Dalam sembilan sesi perdagangan terakhir, harga minyak terus tertekan selama tujuh sesi. Penurunan harga minyak selama 7 sesi tersebut mencapai 2 persen.

Harga minyak sempat melambung dan sempat di atas US$ 50 per barel karena adanya penurunan produksi di beberapa negara produsen minyak terbesar. Produksi minyak dari Nigeria dan Kanada turun karena adanya gangguan.

Saat produksi minyak di kedua negara tersebut turun, harga minyak langsung melambung. Namun ternyata tak lama kemudian kembali tertekan.

Beberapa analis melihat bahwa penurunan produksi minyak di Nigeria dan Kanada tidak berdampak jauh kepada penurunan pasokan minyak dunia sehingga harga minyak pun kembali tertekan.

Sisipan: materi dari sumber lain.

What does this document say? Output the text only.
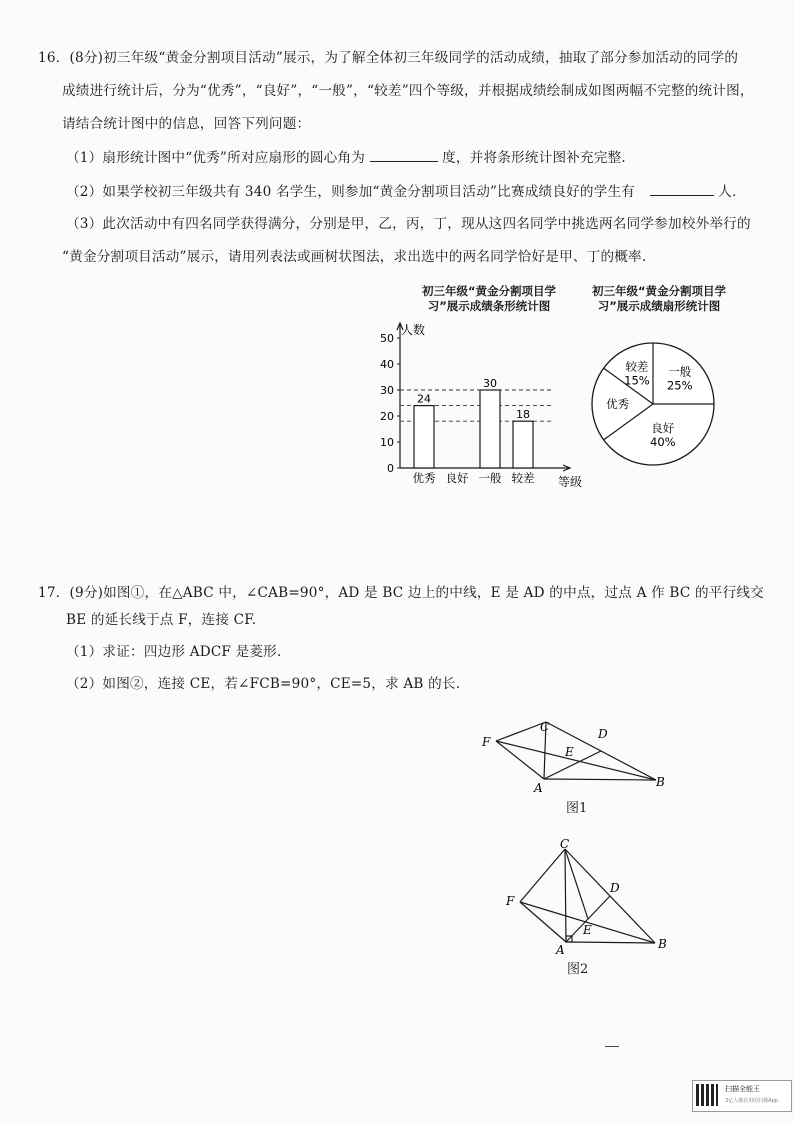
16．(8分)初三年级“黄金分割项目活动”展示，为了解全体初三年级同学的活动成绩，抽取了部分参加活动的同学的
成绩进行统计后，分为“优秀”，“良好”，“一般”，“较差”四个等级，并根据成绩绘制成如图两幅不完整的统计图，
请结合统计图中的信息，回答下列问题：
（1）扇形统计图中“优秀”所对应扇形的圆心角为	度，并将条形统计图补充完整.
（2）如果学校初三年级共有 340 名学生，则参加“黄金分割项目活动”比赛成绩良好的学生有	人.
（3）此次活动中有四名同学获得满分，分别是甲，乙，丙，丁，现从这四名同学中挑选两名同学参加校外举行的
“黄金分割项目活动”展示，请用列表法或画树状图法，求出选中的两名同学恰好是甲、丁的概率.
初三年级“黄金分割项目学
习”展示成绩条形统计图
初三年级“黄金分割项目学
习”展示成绩扇形统计图
人数
等级
0
10
20
30
40
50
24
优秀 良好
30
一般
18
较差
一般
25%
良好
40%
优秀
较差
15%
17．(9分)如图①，在△ABC 中，∠CAB=90°，AD 是 BC 边上的中线，E 是 AD 的中点，过点 A 作 BC 的平行线交
BE 的延长线于点 F，连接 CF.
（1）求证：四边形 ADCF 是菱形.
（2）如图②，连接 CE，若∠FCB=90°，CE=5，求 AB 的长.
C	D
E
F
A	B
图1
C
D
E
F
A	B
图2
扫描全能王
3亿人都在用的扫描App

"Ada banyak ketidakpastian di sini," jelas Donald Morton, Senior Vice President, Herbert J Sims & Co. Ia melanjutkan, dalam beberapa pekan terakhir memang menjadi perdagangan yang sangat bervariasi dan fluktuatif. "Beberapa pelaku pasar memilih untuk bergerak konservatif," tambahnya.

Sentimen lain yang mempengaruhi harga minyak adalah langkah referendum yang akan diambil oleh warga Inggris untuk menentukan apakah akan tetap berada di Uni Eropa atau tidak.

Meskipun tidak terkait langsung, rencana referendum yang bakal digelar pada 23 Juni waktu setempat ini juga mempengaruhi harga minyak. Faktor ketidakpastian ekonomi menjadi penekan harga minyak.